![](../img/330-banner.png)

# Tutorial 3

UBC 2025-26

## Outline

During this tutorial, we will focus on preprocessing - the necessary steps to perform to make the data meaningful for a learning algorithm.

All questions can be discussed with your classmates and the TAs - this is not a graded exercise!

In [None]:
import os
import sys

import matplotlib.pyplot as plt
import numpy as np
import pandas as pd
from IPython.display import HTML

sys.path.append("../code/.")
from plotting_functions import *
from utils import *

pd.set_option("display.max_colwidth", 200)

from sklearn.compose import ColumnTransformer, make_column_transformer
from sklearn.dummy import DummyClassifier, DummyRegressor
from sklearn.impute import SimpleImputer
from sklearn.model_selection import cross_val_score, cross_validate, train_test_split
from sklearn.neighbors import KNeighborsClassifier, KNeighborsRegressor
from sklearn.pipeline import Pipeline, make_pipeline
from sklearn.preprocessing import OneHotEncoder, OrdinalEncoder, StandardScaler
from sklearn.svm import SVC
from sklearn.tree import DecisionTreeClassifier

## `ColumnTransformer` on the California housing dataset 

In this notebook, you will practice features preprocessing using the [California housing dataset](https://www.kaggle.com/datasets/camnugent/california-housing-prices).

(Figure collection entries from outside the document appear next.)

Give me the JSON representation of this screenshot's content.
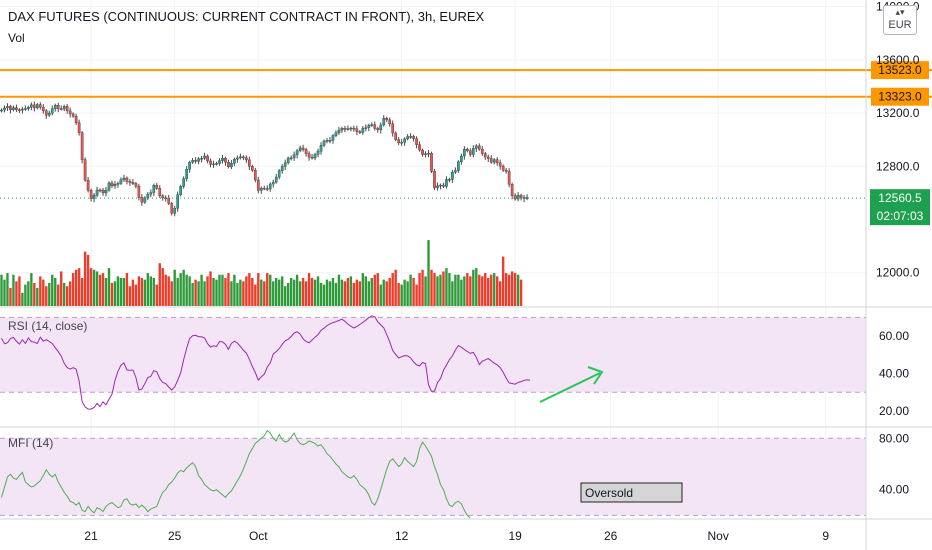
{
  "header": {
    "title": "DAX FUTURES (CONTINUOUS: CURRENT CONTRACT IN FRONT), 3h, EUREX",
    "volume_label": "Vol",
    "currency_button": "EUR"
  },
  "colors": {
    "up": "#26a69a",
    "down": "#ef5350",
    "volume_up": "#2e9a3a",
    "volume_down": "#ef3b2a",
    "level_line": "#ff9800",
    "current_price": "#1ea14e",
    "oscillator_line": "#9c27b0",
    "mfi_line": "#4caf50",
    "arrow": "#26c65a",
    "band_fill": "#f3e5f5"
  },
  "chart_data": [
    {
      "type": "candlestick",
      "pane": "price",
      "title": "DAX FUTURES (CONTINUOUS: CURRENT CONTRACT IN FRONT), 3h, EUREX",
      "y_ticks": [
        "14000.0",
        "13600.0",
        "13200.0",
        "12800.0",
        "12000.0"
      ],
      "y_tick_values": [
        14000,
        13600,
        13200,
        12800,
        12000
      ],
      "ylim": [
        11750,
        14050
      ],
      "x_ticks": [
        "21",
        "25",
        "Oct",
        "12",
        "19",
        "26",
        "Nov",
        "9"
      ],
      "x_tick_bars": [
        30,
        58,
        86,
        134,
        172,
        204,
        240,
        276
      ],
      "bar_count": 290,
      "close": [
        13223,
        13239,
        13250,
        13225,
        13240,
        13225,
        13223,
        13230,
        13234,
        13244,
        13262,
        13239,
        13264,
        13244,
        13218,
        13184,
        13200,
        13233,
        13259,
        13234,
        13231,
        13251,
        13217,
        13194,
        13177,
        13127,
        13053,
        12849,
        12696,
        12620,
        12557,
        12582,
        12622,
        12620,
        12600,
        12621,
        12675,
        12653,
        12665,
        12672,
        12699,
        12712,
        12686,
        12680,
        12671,
        12651,
        12566,
        12530,
        12563,
        12590,
        12603,
        12658,
        12634,
        12579,
        12563,
        12561,
        12521,
        12447,
        12485,
        12586,
        12649,
        12707,
        12778,
        12830,
        12845,
        12837,
        12857,
        12860,
        12877,
        12840,
        12815,
        12818,
        12822,
        12843,
        12861,
        12831,
        12796,
        12823,
        12854,
        12863,
        12871,
        12864,
        12848,
        12800,
        12770,
        12697,
        12619,
        12636,
        12633,
        12630,
        12667,
        12681,
        12719,
        12767,
        12799,
        12826,
        12862,
        12863,
        12887,
        12917,
        12938,
        12927,
        12895,
        12869,
        12863,
        12890,
        12914,
        12957,
        12990,
        12995,
        12996,
        13031,
        13052,
        13072,
        13086,
        13083,
        13080,
        13087,
        13082,
        13061,
        13055,
        13085,
        13091,
        13108,
        13113,
        13085,
        13074,
        13111,
        13161,
        13149,
        13120,
        13050,
        13001,
        12976,
        12981,
        13006,
        13024,
        13025,
        13008,
        12962,
        12922,
        12889,
        12895,
        12898,
        12762,
        12639,
        12654,
        12659,
        12649,
        12701,
        12702,
        12755,
        12768,
        12834,
        12877,
        12928,
        12917,
        12889,
        12935,
        12954,
        12929,
        12896,
        12870,
        12859,
        12831,
        12850,
        12826,
        12802,
        12770,
        12762,
        12665,
        12580,
        12554,
        12582,
        12566,
        12558,
        12566
      ]
    },
    {
      "type": "bar",
      "pane": "volume",
      "series_name": "Vol",
      "values": [
        38,
        32,
        40,
        22,
        38,
        30,
        36,
        16,
        26,
        30,
        40,
        28,
        22,
        36,
        32,
        24,
        28,
        38,
        34,
        26,
        42,
        28,
        24,
        30,
        40,
        44,
        46,
        34,
        66,
        62,
        46,
        44,
        42,
        38,
        40,
        34,
        46,
        28,
        30,
        36,
        34,
        34,
        40,
        24,
        32,
        26,
        36,
        34,
        32,
        40,
        36,
        34,
        26,
        52,
        46,
        38,
        36,
        30,
        44,
        34,
        40,
        44,
        38,
        36,
        28,
        32,
        30,
        38,
        30,
        36,
        42,
        34,
        32,
        38,
        38,
        34,
        40,
        30,
        38,
        28,
        32,
        30,
        36,
        40,
        34,
        26,
        40,
        32,
        30,
        40,
        38,
        30,
        34,
        32,
        36,
        24,
        28,
        34,
        32,
        38,
        30,
        34,
        30,
        40,
        34,
        32,
        36,
        28,
        26,
        32,
        30,
        34,
        28,
        38,
        32,
        30,
        34,
        36,
        28,
        32,
        30,
        40,
        36,
        30,
        34,
        38,
        40,
        26,
        32,
        30,
        34,
        40,
        44,
        28,
        26,
        32,
        30,
        38,
        34,
        26,
        40,
        44,
        36,
        80,
        44,
        40,
        36,
        38,
        42,
        46,
        40,
        30,
        38,
        38,
        32,
        36,
        40,
        36,
        44,
        46,
        38,
        36,
        40,
        34,
        38,
        40,
        36,
        30,
        60,
        40,
        38,
        42,
        40,
        38,
        32
      ]
    },
    {
      "type": "line",
      "pane": "RSI",
      "label": "RSI (14, close)",
      "y_ticks": [
        "60.00",
        "40.00",
        "20.00"
      ],
      "y_tick_values": [
        60,
        40,
        20
      ],
      "ylim": [
        12,
        75
      ],
      "band": [
        30,
        70
      ],
      "values": [
        58.9,
        55.9,
        56.5,
        58.7,
        59.3,
        57.2,
        55.7,
        58.0,
        56.1,
        59.0,
        57.0,
        56.8,
        56.0,
        59.4,
        57.3,
        58.1,
        57.1,
        56.0,
        53.8,
        51.7,
        49.3,
        45.5,
        43.2,
        42.4,
        43.1,
        42.4,
        36.1,
        25.1,
        22.2,
        21.1,
        21.0,
        21.9,
        24.1,
        22.3,
        24.9,
        23.3,
        26.2,
        29.0,
        36.4,
        41.2,
        44.4,
        45.7,
        41.9,
        41.8,
        41.9,
        37.9,
        31.2,
        31.7,
        34.6,
        37.9,
        38.5,
        41.6,
        40.9,
        37.3,
        35.2,
        34.7,
        32.8,
        31.2,
        32.9,
        36.4,
        40.4,
        47.5,
        53.3,
        58.6,
        60.2,
        60.4,
        59.7,
        59.6,
        59.0,
        56.0,
        54.2,
        54.8,
        54.4,
        57.1,
        56.9,
        55.6,
        52.9,
        56.1,
        57.3,
        56.3,
        54.5,
        52.4,
        50.9,
        47.6,
        43.8,
        40.5,
        36.5,
        38.2,
        39.7,
        43.5,
        45.7,
        50.4,
        51.7,
        53.3,
        55.6,
        57.5,
        58.3,
        59.8,
        61.6,
        62.3,
        61.1,
        58.5,
        57.1,
        56.4,
        57.9,
        59.4,
        60.8,
        63.0,
        64.2,
        65.6,
        66.5,
        67.2,
        67.7,
        68.3,
        69.0,
        67.9,
        66.4,
        65.3,
        64.3,
        65.1,
        66.2,
        67.3,
        68.5,
        69.9,
        70.8,
        70.3,
        67.6,
        66.0,
        64.5,
        60.8,
        57.0,
        52.3,
        50.2,
        48.3,
        49.0,
        49.6,
        49.4,
        48.3,
        46.2,
        44.6,
        44.1,
        45.9,
        45.3,
        34.1,
        30.5,
        30.5,
        35.2,
        37.3,
        41.8,
        44.4,
        47.4,
        49.4,
        52.6,
        55.0,
        54.0,
        52.8,
        51.8,
        50.8,
        51.3,
        48.7,
        44.8,
        46.6,
        47.3,
        48.0,
        46.8,
        45.6,
        44.7,
        43.2,
        40.6,
        37.6,
        35.0,
        34.7,
        34.3,
        35.2,
        35.7,
        36.4,
        36.7,
        36.4
      ]
    },
    {
      "type": "line",
      "pane": "MFI",
      "label": "MFI (14)",
      "y_ticks": [
        "80.00",
        "40.00"
      ],
      "y_tick_values": [
        80,
        40
      ],
      "ylim": [
        18,
        88
      ],
      "band": [
        20,
        80
      ],
      "values": [
        34.0,
        42.0,
        50.0,
        52.0,
        49.0,
        48.0,
        51.0,
        53.5,
        46.0,
        44.0,
        42.0,
        43.0,
        45.0,
        47.0,
        51.0,
        55.5,
        52.0,
        50.0,
        52.0,
        46.0,
        42.0,
        38.0,
        35.0,
        31.0,
        30.0,
        28.0,
        30.0,
        24.0,
        23.0,
        27.0,
        24.0,
        22.0,
        26.0,
        25.0,
        23.0,
        27.0,
        29.0,
        30.0,
        28.0,
        26.0,
        27.0,
        32.0,
        33.0,
        29.0,
        28.0,
        29.0,
        26.0,
        28.0,
        26.0,
        23.0,
        25.0,
        26.0,
        27.0,
        33.0,
        38.0,
        40.0,
        44.0,
        46.0,
        49.0,
        53.0,
        55.0,
        54.0,
        57.0,
        59.0,
        61.0,
        58.0,
        51.0,
        48.0,
        44.0,
        42.0,
        40.0,
        39.0,
        40.0,
        38.0,
        36.0,
        34.0,
        37.0,
        39.0,
        43.0,
        47.0,
        51.0,
        56.0,
        62.0,
        68.0,
        72.0,
        76.0,
        78.0,
        80.0,
        82.0,
        86.0,
        84.0,
        80.0,
        78.0,
        83.0,
        79.0,
        77.0,
        78.0,
        81.0,
        84.0,
        79.0,
        76.0,
        75.0,
        76.0,
        78.0,
        77.0,
        76.0,
        74.0,
        75.0,
        72.0,
        68.0,
        66.0,
        63.0,
        60.0,
        58.0,
        54.0,
        52.0,
        50.0,
        49.0,
        51.0,
        48.0,
        44.0,
        42.0,
        40.0,
        36.0,
        30.0,
        28.0,
        33.0,
        40.0,
        48.0,
        56.0,
        62.0,
        64.0,
        61.0,
        58.0,
        60.0,
        65.0,
        62.0,
        60.0,
        58.0,
        62.0,
        72.0,
        77.0,
        74.0,
        70.0,
        66.0,
        58.0,
        52.0,
        44.0,
        40.0,
        33.0,
        28.0,
        27.0,
        30.0,
        31.0,
        29.0,
        24.0,
        20.0,
        18.0
      ]
    }
  ],
  "price_levels": [
    {
      "price": 13523.0,
      "label": "13523.0"
    },
    {
      "price": 13323.0,
      "label": "13323.0"
    }
  ],
  "current_price": {
    "value": 12560.5,
    "label": "12560.5",
    "countdown": "02:07:03"
  },
  "annotations": {
    "oversold_label": "Oversold"
  }
}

Let's start by loading the dataset (this is done for you):

In [None]:
housing_df = pd.read_csv("../data/housing.csv")
train_df, test_df = train_test_split(housing_df, test_size=0.1, random_state=123)

train_df.head()

Let's also add some new features that may help us with the prediction:

In [None]:
train_df = train_df.assign(
    rooms_per_household=train_df["total_rooms"] / train_df["households"]
)
test_df = test_df.assign(
    rooms_per_household=test_df["total_rooms"] / test_df["households"]
)

train_df = train_df.assign(
    bedrooms_per_household=train_df["total_bedrooms"] / train_df["households"]
)
test_df = test_df.assign(
    bedrooms_per_household=test_df["total_bedrooms"] / test_df["households"]
)

train_df = train_df.assign(
    population_per_household=train_df["population"] / train_df["households"]
)
test_df = test_df.assign(
    population_per_household=test_df["population"] / test_df["households"]
)

Finally, we are separating for you the target from the features:

In [None]:
# Let's keep both numeric and categorical columns in the data.
X_train = train_df.drop(columns=["median_house_value"])
y_train = train_df["median_house_value"]

X_test = test_df.drop(columns=["median_house_value"])
y_test = test_df["median_house_value"]

## Step 0: EDA
Let's get a sense for our dataset using the strategies we learned about last time. From this information, what kinds of preprocessing steps might we need to take here?

In [None]:
train_df.info()

In [None]:
housing_df["ocean_proximity"].unique()

In [None]:
train_df.describe()

## Step 1

Your turn now! Start by importing ColumnTranformer and make_column_transformer

## Step 2

Next, group features by type (numerical or categorical). You may also want to save the target separately. 

## Step 3

Create a ColumnTransformer for your features. The transformer should include imputation and scaling for numeric features, and encoding for categorical features (which type of encoding?)

## Step 4

Visualize the transformed training set as a dataframe

## Step 5

Finally, let's train a classifier (or even better, for practice, a baseline and another regressor): 
- create a pipeline with the preprocessor and a regressor of your choice.
- use the pipeline to perform cross-validation

## <font color='red'>Recap/comprehension questions</font>

- Do we have to preprocess the target column too?
- If we only plan to use a Decision Tree as classifier, do we still need to scale the numerical features?
- If the dataset included an ordinal feature "Neighbourhood desirability", with numerical labels 1 (poor), 2 (good) and 3 (excellent), would we need to apply an ordinal encoder to it?
- Why do we add the argument `drop="if_binary"` to `OneHotEncoder` when dealing with categorical features with only two possible values? What would be the disadvantages of not doing so?